L’Orbe pâle/J’ai des fleurs sur ma table

Eugène Figuière et Cie (p. 26-29).


J’AI des fleurs sur ma table. Je les ai cueillies au clair de la lune. Elles sont blanches, pâles comme la lune.

Pourquoi sous le soleil de juillet, dans ce pays de soleil, les fleurs sont-elles lunaires, exclusivement ?
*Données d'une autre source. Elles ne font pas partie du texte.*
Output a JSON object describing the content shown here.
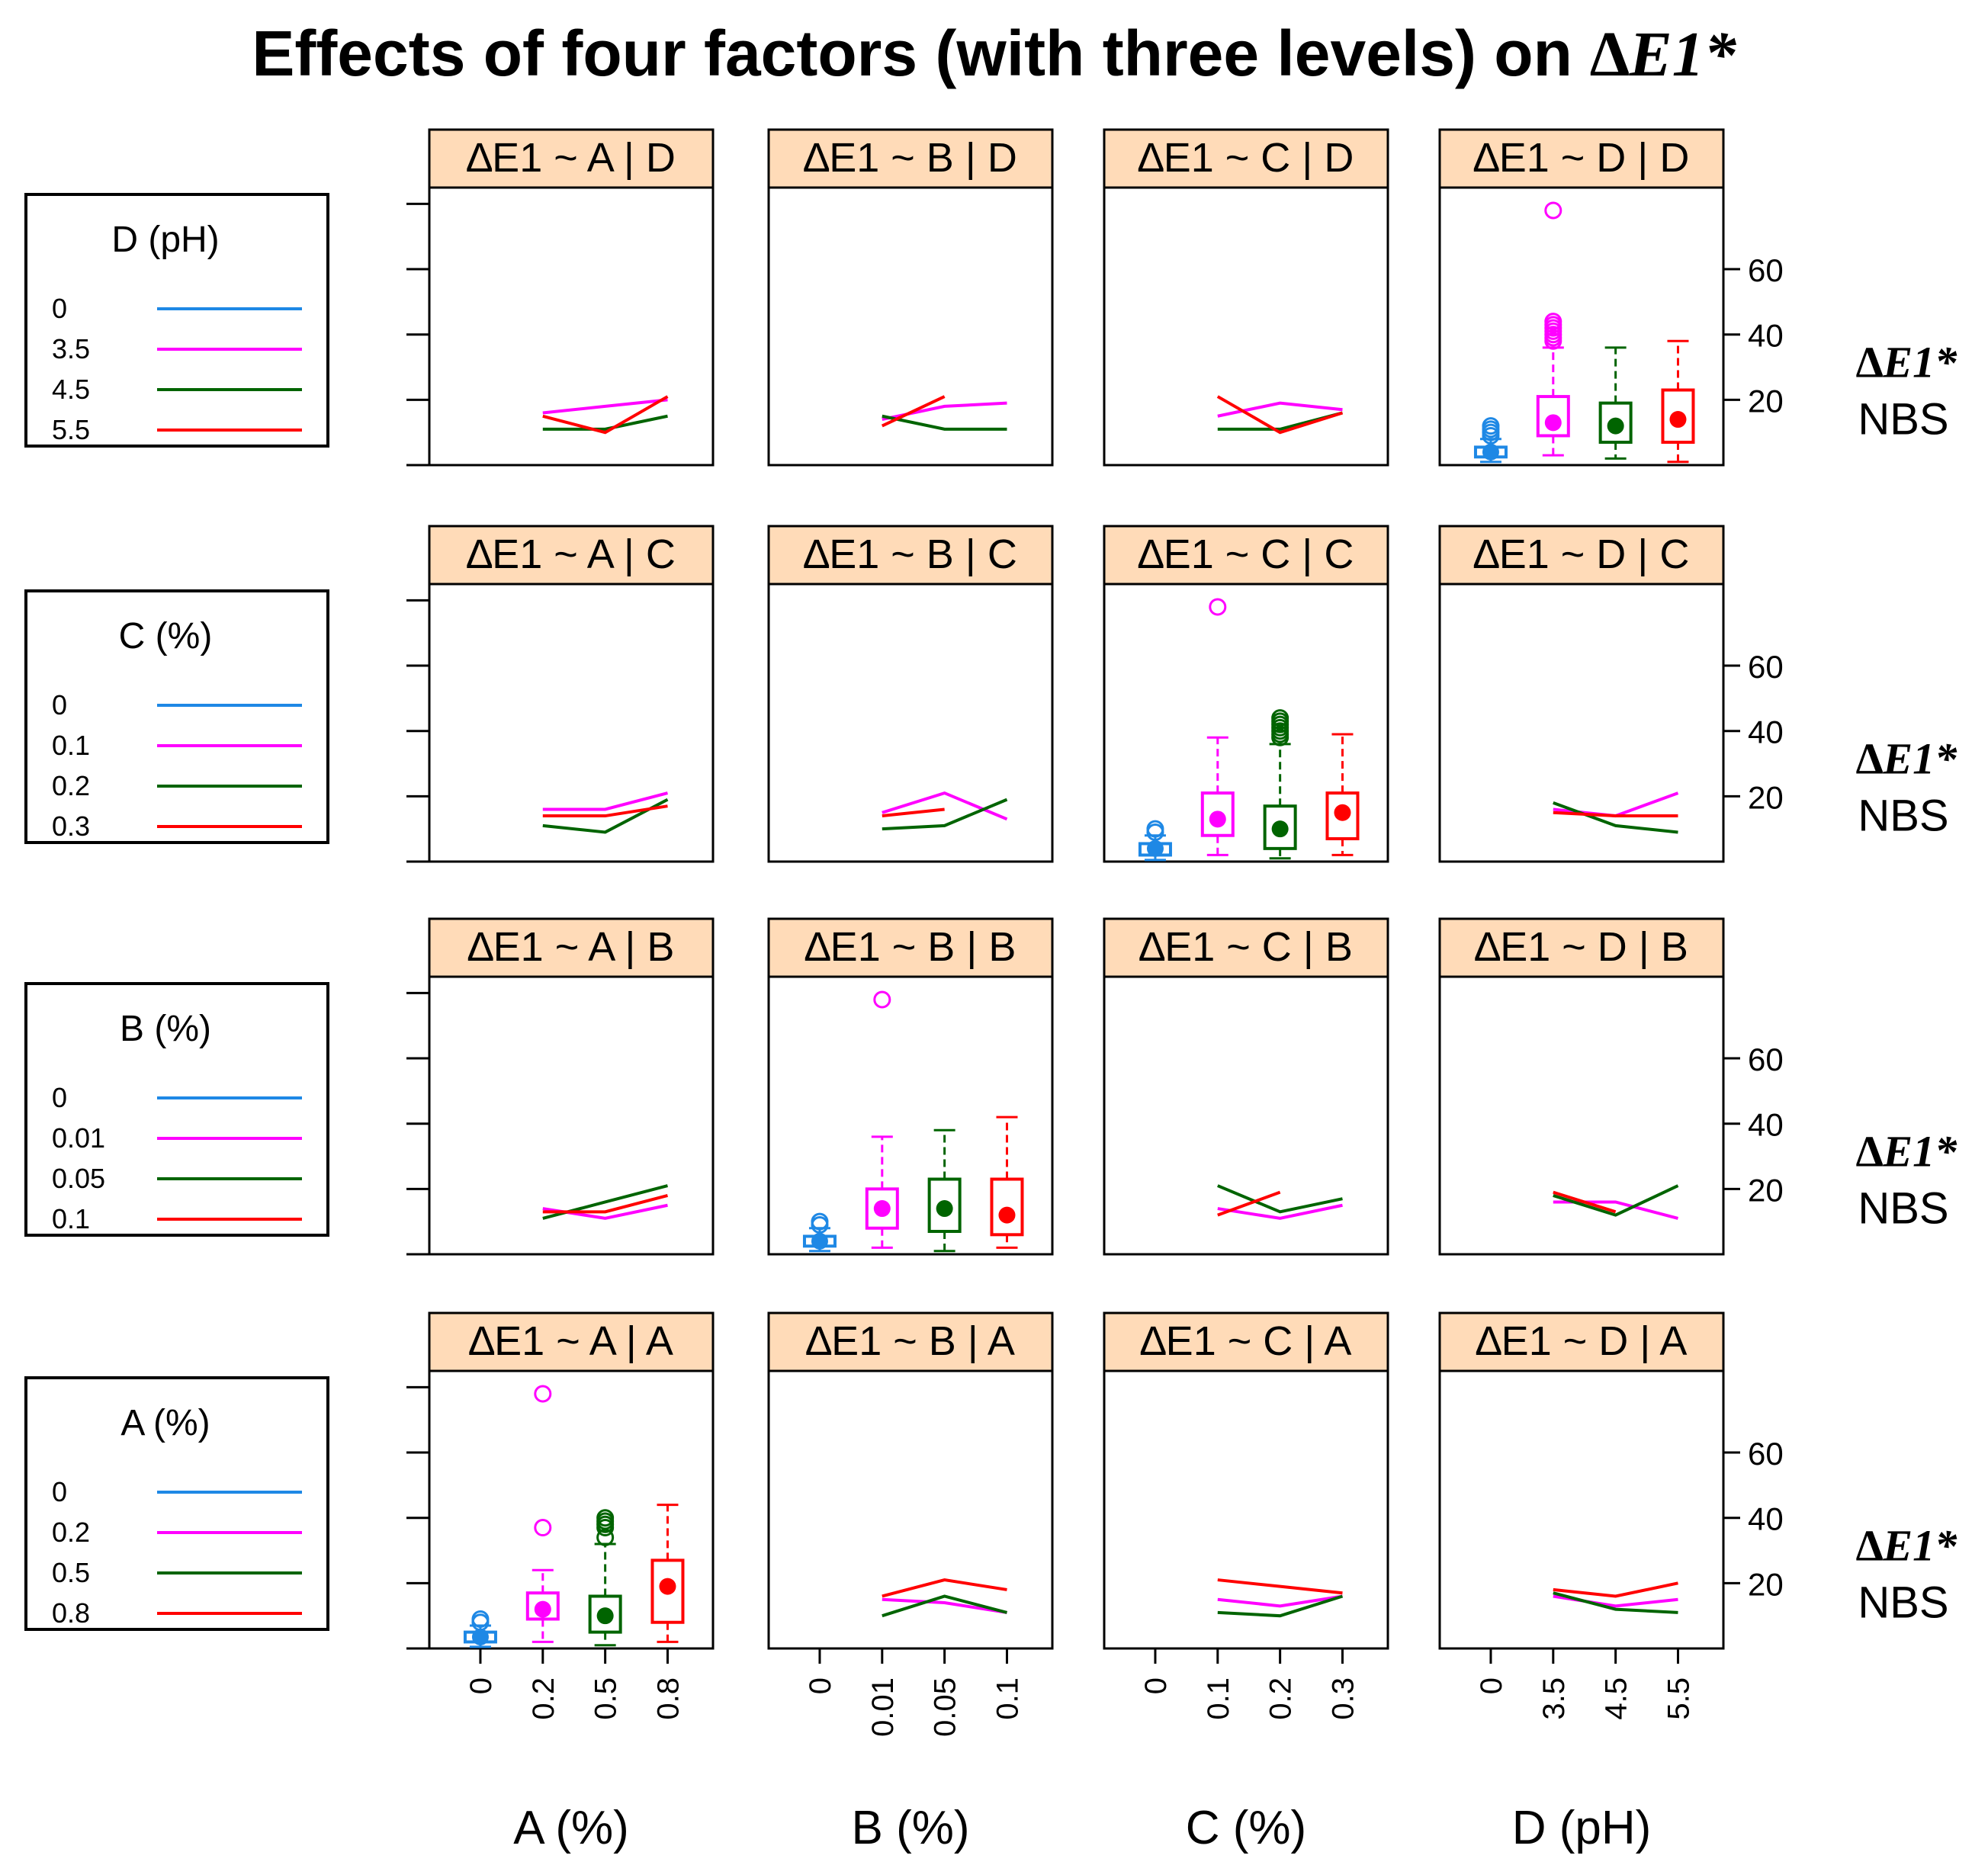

En ces jours de lune, je cueille du myrte blanc. Ce myrte, que les Romains consacraient à Vénus et les Grecs à la Gloire, pourquoi est-il blanc ? L’amour et la gloire m’apparaissent dans la pourpre et leur odeur me semble plus âcre — l’odeur du sang — que celle de cette modeste fleur blanche au parfum discret. Mais le feuillage du myrte est toujours vert, et c’est lui, sans doute, qu’on offrait à Vénus et dont on couronnait les héros. Symbole de l’éternité de l’amour et de la gloire ! Mais dans l’Amour il y a tant d’amours et pour la Gloire il faut tant de gloires !

En ces jours de lune, je cueille la marguerite pâle, la marguerite — fleur, qui porte le même nom que la perle — blanche aussi — que la pierre précieuse — lumineuse autant que la lune — la pâquerette ! mais cette pâquerette a fleuri bien après Pâques, sous la lune de juillet.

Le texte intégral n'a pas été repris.